There are also more complex narratives, like the central role that IP plays not just in enabling the invention of tomorrow’s cures, but in facilitating access to today’s medicines by creating the conditions that help ensure that medicines actually reach patients. Evidence shows that strong IP results in faster launch and more rapid access to new medicines; the introduction of medicines that would not otherwise be available in a given market (in brand or generic form); and investment in activities like building distribution chains and doctor and patient education which have been shown to lead to improved access and better health outcomes.

Then there are the myriad alternative ways in which we are able to apply our innovation expertise and global reach to advance public health and improve people’s lives. This includes our work in developing Coartem®, a cutting-edge anti-malarial which we have provided without profit to more than 60 malaria-endemic countries (over 800 million treatments to date). And social ventures, like our pioneering Novartis Access program which offers affordable access to a portfolio of our non-communicable disease medicines. It even includes innovative partnerships like our work with WIPO and the World Economic Forum to build an international platform (the Inventors Assistance Program) that brings developing country inventors into the global innovation ecosystem.

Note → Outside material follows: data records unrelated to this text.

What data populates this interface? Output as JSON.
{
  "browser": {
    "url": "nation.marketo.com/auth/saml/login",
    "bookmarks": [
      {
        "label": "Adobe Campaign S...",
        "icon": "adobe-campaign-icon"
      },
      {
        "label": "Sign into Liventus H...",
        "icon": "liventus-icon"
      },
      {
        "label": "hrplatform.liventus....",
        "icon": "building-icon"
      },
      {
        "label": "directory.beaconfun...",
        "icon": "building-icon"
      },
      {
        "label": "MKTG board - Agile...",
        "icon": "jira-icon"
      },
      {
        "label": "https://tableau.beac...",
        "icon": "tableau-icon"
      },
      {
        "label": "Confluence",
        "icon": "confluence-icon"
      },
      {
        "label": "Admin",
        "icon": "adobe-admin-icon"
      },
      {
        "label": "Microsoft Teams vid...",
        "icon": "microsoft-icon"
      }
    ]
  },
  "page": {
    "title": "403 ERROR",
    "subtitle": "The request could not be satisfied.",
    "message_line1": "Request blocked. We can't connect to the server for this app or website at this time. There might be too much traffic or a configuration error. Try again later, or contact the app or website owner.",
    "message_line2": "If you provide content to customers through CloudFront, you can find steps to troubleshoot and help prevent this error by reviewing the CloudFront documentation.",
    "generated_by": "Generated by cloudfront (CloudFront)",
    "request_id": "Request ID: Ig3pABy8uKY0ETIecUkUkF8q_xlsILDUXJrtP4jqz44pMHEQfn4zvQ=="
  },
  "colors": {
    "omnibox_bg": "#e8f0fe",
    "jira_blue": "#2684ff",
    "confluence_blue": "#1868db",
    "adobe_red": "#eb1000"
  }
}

Last, there is perhaps the oldest narrative of all: “The only constant is change.” Science is changing as our understanding of disease rapidly evolves. Medicines are changing as we continue to transition from chemistry-based small molecules to biology-based large molecules, and from one-size-fits-all to personalized care. Technology is changing as once-disparate fields converge, bringing apps, software, data and wearables, even “smart lenses” and “chips-on-a-pill”, into medicine. With all these changes the innovation that defines our future will only grow more intricate, interconnected and complex. 

Now, more than ever, the full picture of the role that IP and innovation play in extending and improving people’s lives needs to be brought to the surface. There is too much at stake to let it lie beneath.